Après une saison record en 2022, où le nombre de trajets a presque doublé par rapport à l’année précédente, on peut donc s’attendre à une nouvelle année de croissance.
Le petit frère de Bixi du côté de la Vieille Capitale, àVélo, a fait l’annonce, le même jour, d’un agrandissement substantiel de son réseau : les gens de Québec pourront profiter de 74 stations, notamment au campus de l’Université Laval. C’est près du double par rapport à 2022 pour cet opérateur offrant exclusivement des vélos à assistance électrique (VAE).
Il faut aussi souligner les efforts récents de villes comme Longueuil et Laval pour le développement et la sécurisation de leurs réseaux cyclables. Il y a fort à parier que ces efforts créeront localement les conditions pour une adoption de plus en plus grande du transport à deux roues.
Il s’opère en ce moment une transformation importante du rapport de la population à la pratique du vélo.

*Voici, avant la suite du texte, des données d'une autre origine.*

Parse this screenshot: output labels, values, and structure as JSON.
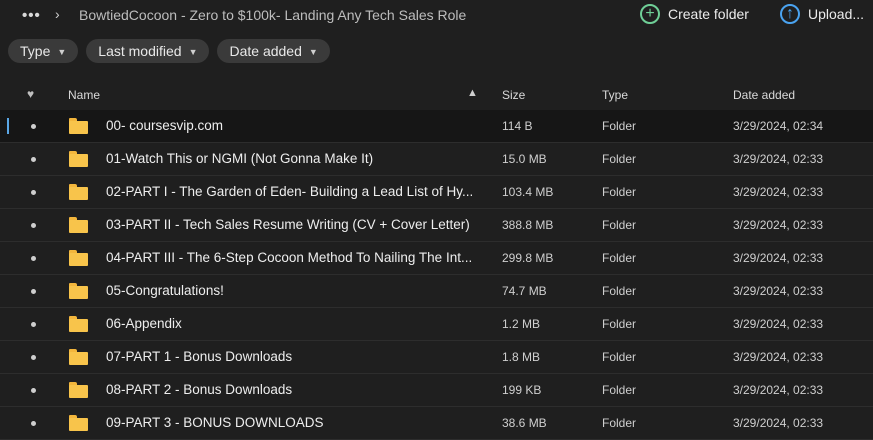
{
  "topbar": {
    "more_label": "•••",
    "separator": "›",
    "breadcrumb": "BowtiedCocoon - Zero to $100k- Landing Any Tech Sales Role",
    "create_folder_label": "Create folder",
    "upload_label": "Upload..."
  },
  "filters": [
    {
      "label": "Type"
    },
    {
      "label": "Last modified"
    },
    {
      "label": "Date added"
    }
  ],
  "table": {
    "headers": {
      "name": "Name",
      "size": "Size",
      "type": "Type",
      "date_added": "Date added"
    },
    "rows": [
      {
        "name": "00- coursesvip.com",
        "size": "114 B",
        "type": "Folder",
        "date_added": "3/29/2024, 02:34",
        "selected": true
      },
      {
        "name": "01-Watch This or NGMI (Not Gonna Make It)",
        "size": "15.0 MB",
        "type": "Folder",
        "date_added": "3/29/2024, 02:33"
      },
      {
        "name": "02-PART I - The Garden of Eden- Building a Lead List of Hy...",
        "size": "103.4 MB",
        "type": "Folder",
        "date_added": "3/29/2024, 02:33"
      },
      {
        "name": "03-PART II - Tech Sales Resume Writing (CV + Cover Letter)",
        "size": "388.8 MB",
        "type": "Folder",
        "date_added": "3/29/2024, 02:33"
      },
      {
        "name": "04-PART III - The 6-Step Cocoon Method To Nailing The Int...",
        "size": "299.8 MB",
        "type": "Folder",
        "date_added": "3/29/2024, 02:33"
      },
      {
        "name": "05-Congratulations!",
        "size": "74.7 MB",
        "type": "Folder",
        "date_added": "3/29/2024, 02:33"
      },
      {
        "name": "06-Appendix",
        "size": "1.2 MB",
        "type": "Folder",
        "date_added": "3/29/2024, 02:33"
      },
      {
        "name": "07-PART 1 - Bonus Downloads",
        "size": "1.8 MB",
        "type": "Folder",
        "date_added": "3/29/2024, 02:33"
      },
      {
        "name": "08-PART 2 - Bonus Downloads",
        "size": "199 KB",
        "type": "Folder",
        "date_added": "3/29/2024, 02:33"
      },
      {
        "name": "09-PART 3 - BONUS DOWNLOADS",
        "size": "38.6 MB",
        "type": "Folder",
        "date_added": "3/29/2024, 02:33"
      }
    ]
  },
  "colors": {
    "background": "#1f1f1f",
    "folder": "#f8c44b",
    "create_icon": "#6fcf97",
    "upload_icon": "#4aa3f0",
    "selection_marker": "#5aa7e6"
  }
}
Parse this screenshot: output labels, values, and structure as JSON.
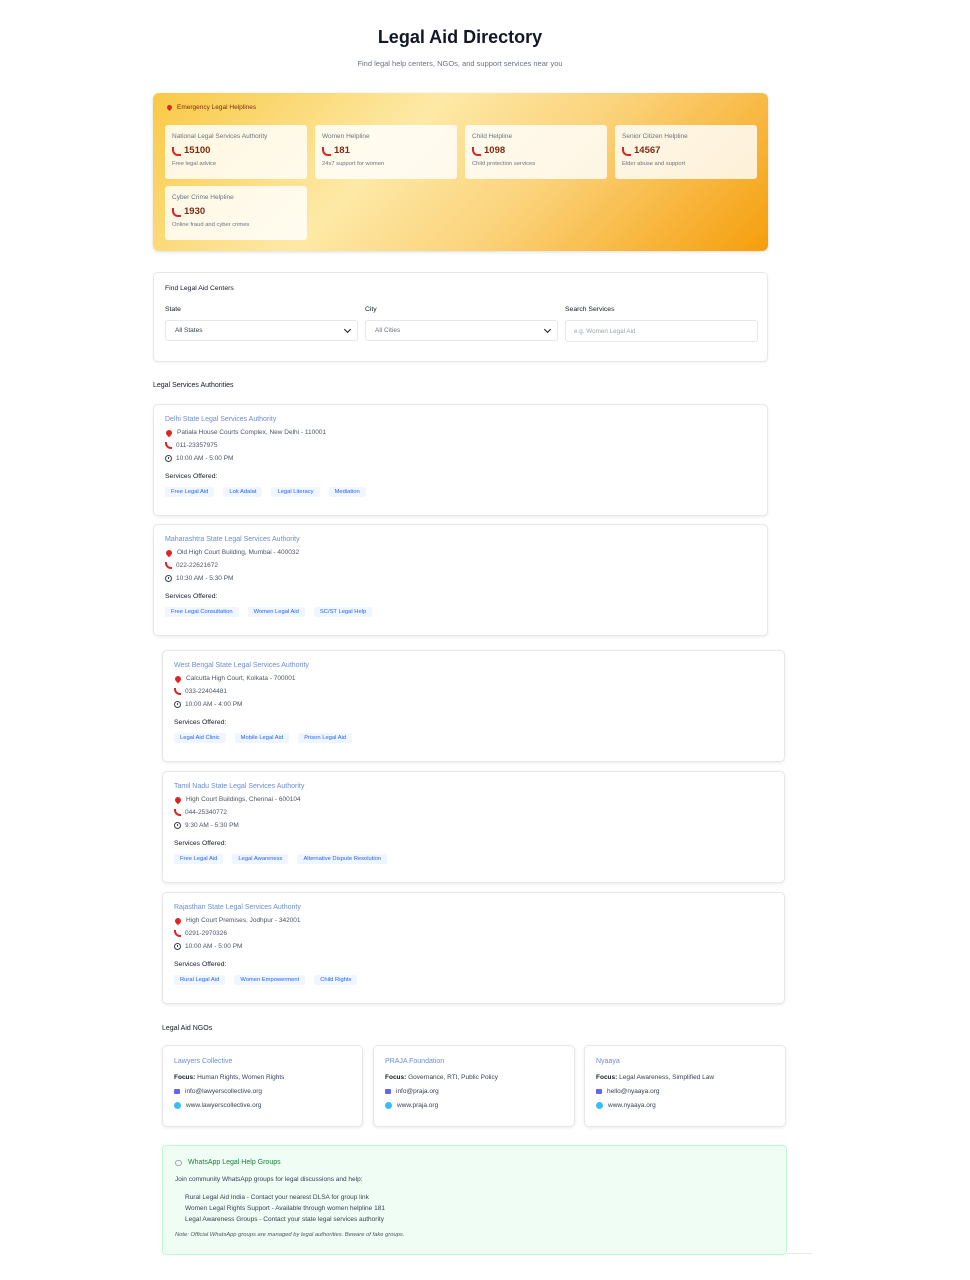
{
  "header": {
    "title": "Legal Aid Directory",
    "subtitle": "Find legal help centers, NGOs, and support services near you"
  },
  "emergency": {
    "heading": "Emergency Legal Helplines",
    "helplines": [
      {
        "name": "National Legal Services Authority",
        "number": "15100",
        "desc": "Free legal advice"
      },
      {
        "name": "Women Helpline",
        "number": "181",
        "desc": "24x7 support for women"
      },
      {
        "name": "Child Helpline",
        "number": "1098",
        "desc": "Child protection services"
      },
      {
        "name": "Senior Citizen Helpline",
        "number": "14567",
        "desc": "Elder abuse and support"
      },
      {
        "name": "Cyber Crime Helpline",
        "number": "1930",
        "desc": "Online fraud and cyber crimes"
      }
    ]
  },
  "search": {
    "title": "Find Legal Aid Centers",
    "state_label": "State",
    "state_value": "All States",
    "city_label": "City",
    "city_value": "All Cities",
    "query_label": "Search Services",
    "query_placeholder": "e.g. Women Legal Aid"
  },
  "authorities": {
    "title": "Legal Services Authorities",
    "services_label": "Services Offered:",
    "items": [
      {
        "name": "Delhi State Legal Services Authority",
        "address": "Patiala House Courts Complex, New Delhi - 110001",
        "phone": "011-23357975",
        "hours": "10:00 AM - 5:00 PM",
        "services": [
          "Free Legal Aid",
          "Lok Adalat",
          "Legal Literacy",
          "Mediation"
        ]
      },
      {
        "name": "Maharashtra State Legal Services Authority",
        "address": "Old High Court Building, Mumbai - 400032",
        "phone": "022-22621672",
        "hours": "10:30 AM - 5:30 PM",
        "services": [
          "Free Legal Consultation",
          "Women Legal Aid",
          "SC/ST Legal Help"
        ]
      },
      {
        "name": "West Bengal State Legal Services Authority",
        "address": "Calcutta High Court, Kolkata - 700001",
        "phone": "033-22404481",
        "hours": "10:00 AM - 4:00 PM",
        "services": [
          "Legal Aid Clinic",
          "Mobile Legal Aid",
          "Prison Legal Aid"
        ]
      },
      {
        "name": "Tamil Nadu State Legal Services Authority",
        "address": "High Court Buildings, Chennai - 600104",
        "phone": "044-25340772",
        "hours": "9:30 AM - 5:30 PM",
        "services": [
          "Free Legal Aid",
          "Legal Awareness",
          "Alternative Dispute Resolution"
        ]
      },
      {
        "name": "Rajasthan State Legal Services Authority",
        "address": "High Court Premises, Jodhpur - 342001",
        "phone": "0291-2970326",
        "hours": "10:00 AM - 5:00 PM",
        "services": [
          "Rural Legal Aid",
          "Women Empowerment",
          "Child Rights"
        ]
      }
    ]
  },
  "ngos": {
    "title": "Legal Aid NGOs",
    "focus_label": "Focus:",
    "items": [
      {
        "name": "Lawyers Collective",
        "focus": "Human Rights, Women Rights",
        "email": "info@lawyerscollective.org",
        "website": "www.lawyerscollective.org"
      },
      {
        "name": "PRAJA Foundation",
        "focus": "Governance, RTI, Public Policy",
        "email": "info@praja.org",
        "website": "www.praja.org"
      },
      {
        "name": "Nyaaya",
        "focus": "Legal Awareness, Simplified Law",
        "email": "hello@nyaaya.org",
        "website": "www.nyaaya.org"
      }
    ]
  },
  "whatsapp": {
    "title": "WhatsApp Legal Help Groups",
    "intro": "Join community WhatsApp groups for legal discussions and help:",
    "items": [
      "Rural Legal Aid India - Contact your nearest DLSA for group link",
      "Women Legal Rights Support - Available through women helpline 181",
      "Legal Awareness Groups - Contact your state legal services authority"
    ],
    "note": "Note: Official WhatsApp groups are managed by legal authorities. Beware of fake groups."
  }
}
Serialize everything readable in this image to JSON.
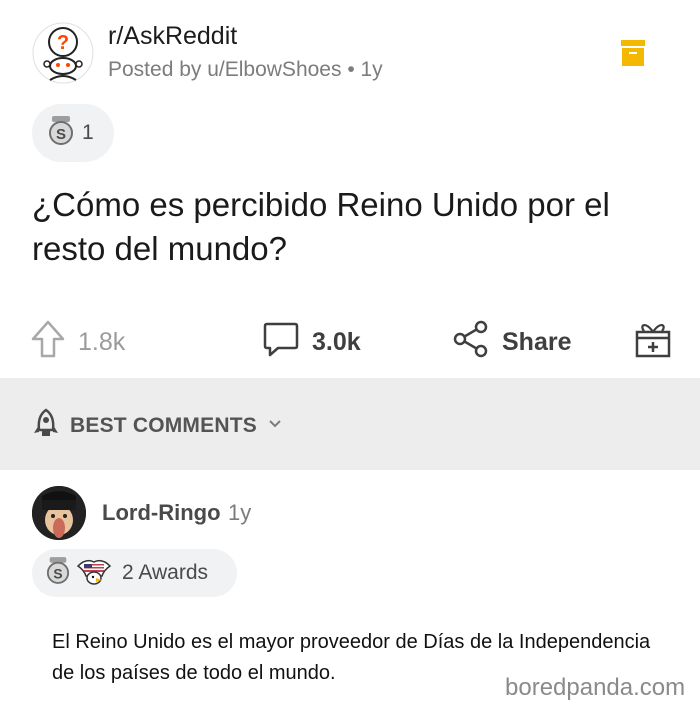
{
  "post": {
    "subreddit": "r/AskReddit",
    "posted_by": "Posted by u/ElbowShoes • 1y",
    "award_count": "1",
    "title": "¿Cómo es percibido Reino Unido por el resto del mundo?"
  },
  "actions": {
    "upvotes": "1.8k",
    "comments": "3.0k",
    "share": "Share"
  },
  "comments_section": {
    "sort_label": "BEST COMMENTS"
  },
  "comment": {
    "username": "Lord-Ringo",
    "time": "1y",
    "awards": "2 Awards",
    "body": "El Reino Unido es el mayor proveedor de Días de la Independencia de los países de todo el mundo."
  },
  "watermark": "boredpanda.com",
  "colors": {
    "save_icon": "#f5b800",
    "muted_text": "#7c7c7c",
    "section_bg": "#ededed"
  },
  "icons": [
    "subreddit-avatar-icon",
    "save-icon",
    "silver-award-icon",
    "upvote-icon",
    "comment-icon",
    "share-icon",
    "gift-icon",
    "rocket-icon",
    "chevron-down-icon",
    "eagle-award-icon"
  ]
}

Autrefois perçue comme une activité de loisir ou, au mieux, comme l’apanage de quelques personnes plus motivées, l’usage du vélo est devenu de plus en plus courant sur une base quotidienne, en particulier pour assurer certains trajets utilitaires.
Autrement dit, ce n’est pas qu’un loisir : le vélo est un moyen de transport à part entière.
Pour tous les âges…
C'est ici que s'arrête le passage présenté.